Are we talking language or library here?
A bloated language is something like PL/I, which had *built-in* types for just about everything and (according to Bill Plauger, I dont' know, I wasn't around then) abandoned imperial units only after the British Empire did. This whole approach to language design was rendered unnecessary with the arrival of object oriented languages about a quarter of a century ago.
A language spec may be bloated, even though the language is fairly simple, if there are a lot of awkward edge cases. Name lookup in C++ is the best current example. Hardly anyone has serious problems with it in practice, but it was a real bugger to specify. (Those two facts may be connected.)

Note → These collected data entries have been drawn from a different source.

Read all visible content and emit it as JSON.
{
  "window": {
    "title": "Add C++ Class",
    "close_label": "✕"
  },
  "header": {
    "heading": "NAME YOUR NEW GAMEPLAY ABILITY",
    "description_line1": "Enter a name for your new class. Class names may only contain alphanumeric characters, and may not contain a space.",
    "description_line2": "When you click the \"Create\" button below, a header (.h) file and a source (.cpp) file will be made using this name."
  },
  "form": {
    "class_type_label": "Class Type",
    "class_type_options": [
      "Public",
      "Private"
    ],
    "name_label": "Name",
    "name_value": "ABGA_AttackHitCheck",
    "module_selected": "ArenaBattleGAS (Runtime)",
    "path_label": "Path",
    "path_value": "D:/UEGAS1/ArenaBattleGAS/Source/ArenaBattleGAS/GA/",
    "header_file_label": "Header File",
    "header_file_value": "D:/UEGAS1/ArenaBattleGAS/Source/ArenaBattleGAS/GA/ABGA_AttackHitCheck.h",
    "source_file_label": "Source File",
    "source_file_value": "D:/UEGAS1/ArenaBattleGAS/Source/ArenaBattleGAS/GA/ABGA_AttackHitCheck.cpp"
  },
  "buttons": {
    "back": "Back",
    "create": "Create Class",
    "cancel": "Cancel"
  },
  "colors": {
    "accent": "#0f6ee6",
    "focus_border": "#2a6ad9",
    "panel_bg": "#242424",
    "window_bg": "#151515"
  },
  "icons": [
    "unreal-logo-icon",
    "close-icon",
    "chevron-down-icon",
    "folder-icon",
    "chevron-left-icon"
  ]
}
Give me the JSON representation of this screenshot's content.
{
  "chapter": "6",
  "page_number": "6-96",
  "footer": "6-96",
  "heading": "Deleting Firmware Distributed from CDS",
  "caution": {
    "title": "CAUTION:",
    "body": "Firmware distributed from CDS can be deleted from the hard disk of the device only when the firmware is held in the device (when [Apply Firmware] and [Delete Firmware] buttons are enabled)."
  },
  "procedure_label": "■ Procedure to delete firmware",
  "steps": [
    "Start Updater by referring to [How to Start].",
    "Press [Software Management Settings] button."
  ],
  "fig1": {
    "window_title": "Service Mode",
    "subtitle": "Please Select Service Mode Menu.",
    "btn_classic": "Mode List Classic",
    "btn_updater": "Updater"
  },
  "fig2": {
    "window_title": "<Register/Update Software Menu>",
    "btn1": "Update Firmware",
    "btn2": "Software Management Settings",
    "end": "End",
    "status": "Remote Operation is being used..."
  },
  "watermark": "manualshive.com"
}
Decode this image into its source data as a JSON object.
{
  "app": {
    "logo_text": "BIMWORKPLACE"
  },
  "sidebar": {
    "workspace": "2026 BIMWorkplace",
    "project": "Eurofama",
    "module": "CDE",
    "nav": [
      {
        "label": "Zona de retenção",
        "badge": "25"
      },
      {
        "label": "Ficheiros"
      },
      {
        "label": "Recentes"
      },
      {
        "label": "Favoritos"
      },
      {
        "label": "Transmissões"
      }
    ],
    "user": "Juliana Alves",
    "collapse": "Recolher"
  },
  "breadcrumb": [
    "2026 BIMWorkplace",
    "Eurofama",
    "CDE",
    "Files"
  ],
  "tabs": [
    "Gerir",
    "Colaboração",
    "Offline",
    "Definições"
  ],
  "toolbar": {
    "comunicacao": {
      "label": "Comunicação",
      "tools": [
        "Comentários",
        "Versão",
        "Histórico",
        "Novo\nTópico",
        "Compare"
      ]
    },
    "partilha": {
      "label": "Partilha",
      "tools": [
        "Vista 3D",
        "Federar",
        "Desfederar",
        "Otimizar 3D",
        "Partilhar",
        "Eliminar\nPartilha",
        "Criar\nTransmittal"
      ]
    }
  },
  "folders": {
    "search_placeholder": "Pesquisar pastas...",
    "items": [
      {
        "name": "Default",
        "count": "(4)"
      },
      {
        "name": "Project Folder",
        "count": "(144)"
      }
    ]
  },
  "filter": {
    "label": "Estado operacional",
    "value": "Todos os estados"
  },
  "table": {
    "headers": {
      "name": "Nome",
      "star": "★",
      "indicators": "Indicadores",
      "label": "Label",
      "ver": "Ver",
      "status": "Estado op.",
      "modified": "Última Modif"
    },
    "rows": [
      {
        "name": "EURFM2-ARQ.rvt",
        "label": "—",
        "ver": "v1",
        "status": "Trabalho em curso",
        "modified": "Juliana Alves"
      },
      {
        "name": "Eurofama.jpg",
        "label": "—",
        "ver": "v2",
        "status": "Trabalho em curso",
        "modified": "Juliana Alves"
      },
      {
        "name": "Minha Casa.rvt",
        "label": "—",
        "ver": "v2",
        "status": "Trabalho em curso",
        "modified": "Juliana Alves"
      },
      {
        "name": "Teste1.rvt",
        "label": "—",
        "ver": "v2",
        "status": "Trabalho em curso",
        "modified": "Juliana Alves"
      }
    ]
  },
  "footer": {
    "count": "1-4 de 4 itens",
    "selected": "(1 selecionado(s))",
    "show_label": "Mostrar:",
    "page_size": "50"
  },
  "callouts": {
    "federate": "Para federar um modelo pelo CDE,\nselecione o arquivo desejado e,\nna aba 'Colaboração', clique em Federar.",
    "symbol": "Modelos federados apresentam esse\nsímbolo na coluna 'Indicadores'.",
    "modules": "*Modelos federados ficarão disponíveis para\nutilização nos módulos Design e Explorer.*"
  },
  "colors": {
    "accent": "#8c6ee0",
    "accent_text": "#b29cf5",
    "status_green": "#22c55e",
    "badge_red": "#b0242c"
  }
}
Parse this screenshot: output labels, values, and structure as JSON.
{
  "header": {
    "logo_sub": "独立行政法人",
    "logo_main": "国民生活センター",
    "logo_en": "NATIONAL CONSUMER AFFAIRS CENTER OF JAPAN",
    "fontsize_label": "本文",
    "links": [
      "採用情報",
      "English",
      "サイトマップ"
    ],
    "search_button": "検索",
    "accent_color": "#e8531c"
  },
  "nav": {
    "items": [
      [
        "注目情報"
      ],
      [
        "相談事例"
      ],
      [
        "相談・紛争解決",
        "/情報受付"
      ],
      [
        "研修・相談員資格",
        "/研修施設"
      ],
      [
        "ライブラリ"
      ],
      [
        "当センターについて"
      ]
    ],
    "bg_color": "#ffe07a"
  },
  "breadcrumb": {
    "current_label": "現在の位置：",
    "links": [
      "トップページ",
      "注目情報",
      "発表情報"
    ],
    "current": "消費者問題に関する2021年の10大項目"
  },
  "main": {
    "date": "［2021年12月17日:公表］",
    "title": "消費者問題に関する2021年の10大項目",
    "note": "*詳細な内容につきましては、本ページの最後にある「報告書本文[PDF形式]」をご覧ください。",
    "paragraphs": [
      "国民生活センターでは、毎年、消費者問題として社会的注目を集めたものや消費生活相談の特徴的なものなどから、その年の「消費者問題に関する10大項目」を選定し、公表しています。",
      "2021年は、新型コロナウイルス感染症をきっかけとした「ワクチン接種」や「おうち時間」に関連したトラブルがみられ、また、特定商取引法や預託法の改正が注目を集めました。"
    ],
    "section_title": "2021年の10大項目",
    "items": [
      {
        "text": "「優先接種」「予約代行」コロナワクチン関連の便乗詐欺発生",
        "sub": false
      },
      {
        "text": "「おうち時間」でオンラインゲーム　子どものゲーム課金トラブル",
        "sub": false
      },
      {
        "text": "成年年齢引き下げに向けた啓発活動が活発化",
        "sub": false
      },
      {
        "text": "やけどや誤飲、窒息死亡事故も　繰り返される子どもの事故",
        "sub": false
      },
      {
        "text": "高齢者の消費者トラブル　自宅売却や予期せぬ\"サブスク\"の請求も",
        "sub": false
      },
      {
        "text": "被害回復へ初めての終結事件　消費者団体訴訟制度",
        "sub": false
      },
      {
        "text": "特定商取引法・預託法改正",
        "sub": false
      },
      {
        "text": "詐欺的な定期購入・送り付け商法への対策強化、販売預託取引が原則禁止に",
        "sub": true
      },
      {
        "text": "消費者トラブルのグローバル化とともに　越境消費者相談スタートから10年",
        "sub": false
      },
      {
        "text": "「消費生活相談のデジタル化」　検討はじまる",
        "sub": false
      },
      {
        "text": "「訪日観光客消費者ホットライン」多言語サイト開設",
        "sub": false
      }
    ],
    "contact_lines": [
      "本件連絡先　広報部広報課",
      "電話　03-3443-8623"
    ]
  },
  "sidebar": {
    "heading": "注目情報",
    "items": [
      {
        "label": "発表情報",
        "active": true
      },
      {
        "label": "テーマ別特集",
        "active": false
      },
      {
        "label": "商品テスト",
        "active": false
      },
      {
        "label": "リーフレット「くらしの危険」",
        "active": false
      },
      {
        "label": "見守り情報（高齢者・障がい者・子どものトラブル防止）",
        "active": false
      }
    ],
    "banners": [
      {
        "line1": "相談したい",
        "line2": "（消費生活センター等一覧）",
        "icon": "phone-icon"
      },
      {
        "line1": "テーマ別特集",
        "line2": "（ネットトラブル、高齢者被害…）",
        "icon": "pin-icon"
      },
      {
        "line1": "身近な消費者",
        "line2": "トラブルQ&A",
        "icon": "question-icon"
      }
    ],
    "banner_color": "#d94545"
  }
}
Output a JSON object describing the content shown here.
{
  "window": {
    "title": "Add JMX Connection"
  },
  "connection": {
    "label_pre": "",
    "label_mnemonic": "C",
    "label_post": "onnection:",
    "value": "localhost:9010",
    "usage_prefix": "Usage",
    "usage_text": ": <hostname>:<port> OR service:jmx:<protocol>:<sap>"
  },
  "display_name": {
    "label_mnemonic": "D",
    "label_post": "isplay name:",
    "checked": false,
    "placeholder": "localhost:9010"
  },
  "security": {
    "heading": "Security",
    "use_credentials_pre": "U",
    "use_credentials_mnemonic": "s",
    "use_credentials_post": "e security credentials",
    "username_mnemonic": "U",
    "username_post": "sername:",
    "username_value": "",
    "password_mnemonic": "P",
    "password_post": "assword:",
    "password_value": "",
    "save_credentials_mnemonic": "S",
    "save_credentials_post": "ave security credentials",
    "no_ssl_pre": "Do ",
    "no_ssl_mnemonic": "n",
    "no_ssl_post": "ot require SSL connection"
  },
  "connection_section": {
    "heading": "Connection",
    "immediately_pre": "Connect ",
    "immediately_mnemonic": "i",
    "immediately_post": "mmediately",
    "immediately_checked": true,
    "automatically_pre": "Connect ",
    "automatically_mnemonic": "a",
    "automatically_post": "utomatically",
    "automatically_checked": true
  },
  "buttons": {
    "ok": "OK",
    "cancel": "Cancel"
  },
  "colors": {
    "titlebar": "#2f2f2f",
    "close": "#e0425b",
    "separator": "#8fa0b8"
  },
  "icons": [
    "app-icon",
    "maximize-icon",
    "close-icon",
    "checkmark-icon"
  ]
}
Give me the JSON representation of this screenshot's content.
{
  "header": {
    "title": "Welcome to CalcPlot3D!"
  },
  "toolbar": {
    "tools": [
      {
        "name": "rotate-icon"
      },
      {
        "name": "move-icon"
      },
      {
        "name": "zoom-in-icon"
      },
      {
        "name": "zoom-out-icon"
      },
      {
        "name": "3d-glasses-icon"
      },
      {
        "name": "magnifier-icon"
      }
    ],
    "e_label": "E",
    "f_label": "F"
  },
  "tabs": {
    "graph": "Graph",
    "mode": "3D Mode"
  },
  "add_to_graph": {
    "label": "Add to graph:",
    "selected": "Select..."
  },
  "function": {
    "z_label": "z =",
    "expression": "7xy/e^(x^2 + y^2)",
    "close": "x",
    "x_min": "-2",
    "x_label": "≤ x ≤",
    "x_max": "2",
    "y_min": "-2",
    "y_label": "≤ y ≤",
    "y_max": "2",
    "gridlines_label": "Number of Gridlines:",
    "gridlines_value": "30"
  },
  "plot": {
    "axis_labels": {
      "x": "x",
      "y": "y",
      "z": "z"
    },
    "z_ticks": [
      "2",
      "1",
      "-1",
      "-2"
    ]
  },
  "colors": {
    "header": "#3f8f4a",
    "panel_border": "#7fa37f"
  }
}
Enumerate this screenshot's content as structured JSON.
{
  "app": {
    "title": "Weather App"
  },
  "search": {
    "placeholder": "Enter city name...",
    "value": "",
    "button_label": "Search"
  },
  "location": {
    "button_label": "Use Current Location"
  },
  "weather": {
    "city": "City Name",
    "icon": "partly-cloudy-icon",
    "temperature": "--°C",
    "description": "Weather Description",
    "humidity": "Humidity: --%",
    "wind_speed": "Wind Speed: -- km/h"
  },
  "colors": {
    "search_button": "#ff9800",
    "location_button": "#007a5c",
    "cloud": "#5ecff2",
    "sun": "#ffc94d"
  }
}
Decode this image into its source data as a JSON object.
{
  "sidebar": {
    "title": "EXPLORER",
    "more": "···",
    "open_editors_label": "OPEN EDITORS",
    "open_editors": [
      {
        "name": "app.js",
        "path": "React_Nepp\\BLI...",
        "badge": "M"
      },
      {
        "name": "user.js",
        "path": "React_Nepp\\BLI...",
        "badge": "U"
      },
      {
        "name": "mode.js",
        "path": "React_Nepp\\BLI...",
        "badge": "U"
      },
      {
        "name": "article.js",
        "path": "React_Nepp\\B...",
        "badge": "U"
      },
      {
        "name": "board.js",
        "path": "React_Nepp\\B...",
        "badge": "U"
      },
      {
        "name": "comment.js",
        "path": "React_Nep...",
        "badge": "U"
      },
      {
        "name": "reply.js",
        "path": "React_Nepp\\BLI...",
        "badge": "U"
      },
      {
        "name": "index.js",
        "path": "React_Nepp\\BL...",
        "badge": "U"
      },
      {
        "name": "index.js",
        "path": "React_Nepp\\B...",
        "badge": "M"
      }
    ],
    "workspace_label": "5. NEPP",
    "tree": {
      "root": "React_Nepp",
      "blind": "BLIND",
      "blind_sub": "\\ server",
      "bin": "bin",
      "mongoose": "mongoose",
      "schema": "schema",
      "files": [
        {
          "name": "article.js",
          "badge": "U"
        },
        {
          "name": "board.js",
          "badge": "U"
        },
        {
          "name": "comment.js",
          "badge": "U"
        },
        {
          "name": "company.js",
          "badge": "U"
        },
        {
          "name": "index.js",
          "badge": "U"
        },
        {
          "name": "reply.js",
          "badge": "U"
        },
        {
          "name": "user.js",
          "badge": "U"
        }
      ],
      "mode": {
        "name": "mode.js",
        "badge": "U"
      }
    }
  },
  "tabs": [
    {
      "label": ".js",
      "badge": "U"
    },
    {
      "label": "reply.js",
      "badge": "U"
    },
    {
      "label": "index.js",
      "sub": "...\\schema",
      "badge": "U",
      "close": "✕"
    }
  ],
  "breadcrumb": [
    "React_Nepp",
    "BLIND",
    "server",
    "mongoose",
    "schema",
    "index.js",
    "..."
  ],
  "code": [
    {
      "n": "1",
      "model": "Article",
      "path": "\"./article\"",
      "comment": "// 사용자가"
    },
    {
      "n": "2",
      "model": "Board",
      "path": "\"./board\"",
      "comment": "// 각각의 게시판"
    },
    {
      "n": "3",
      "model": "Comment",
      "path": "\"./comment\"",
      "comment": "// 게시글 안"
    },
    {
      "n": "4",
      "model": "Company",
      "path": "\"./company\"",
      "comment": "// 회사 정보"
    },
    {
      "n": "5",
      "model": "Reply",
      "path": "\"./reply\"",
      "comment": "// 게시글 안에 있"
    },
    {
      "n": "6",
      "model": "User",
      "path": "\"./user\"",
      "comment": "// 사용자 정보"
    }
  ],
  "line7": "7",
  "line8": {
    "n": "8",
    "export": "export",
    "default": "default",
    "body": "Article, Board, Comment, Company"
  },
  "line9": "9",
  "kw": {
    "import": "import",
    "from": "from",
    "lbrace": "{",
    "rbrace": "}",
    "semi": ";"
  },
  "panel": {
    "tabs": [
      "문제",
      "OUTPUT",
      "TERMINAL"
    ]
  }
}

A bloated library surely falls into the category of "what you don't use, you don't pay for". (If that's not true for your preferred language, then I'm afraid there's no hope for it. It is terminally broken by design.)
A library spec may be bloated if one insists that almost every library that has ever been useful must be shipped with any "standards compliant" implementation. Most languages don't do that, although Microsoft's .NET family seem to have committed to the entire Windows API being "part of the bundle". A self-inflicted injury, in my view.
Java strikes me as a relatively small language with a gimungous library. It wouldn't be hard to "lose" parts of the latter from the mainstream, as long as they remained available for legacy code, so why is this even controversial?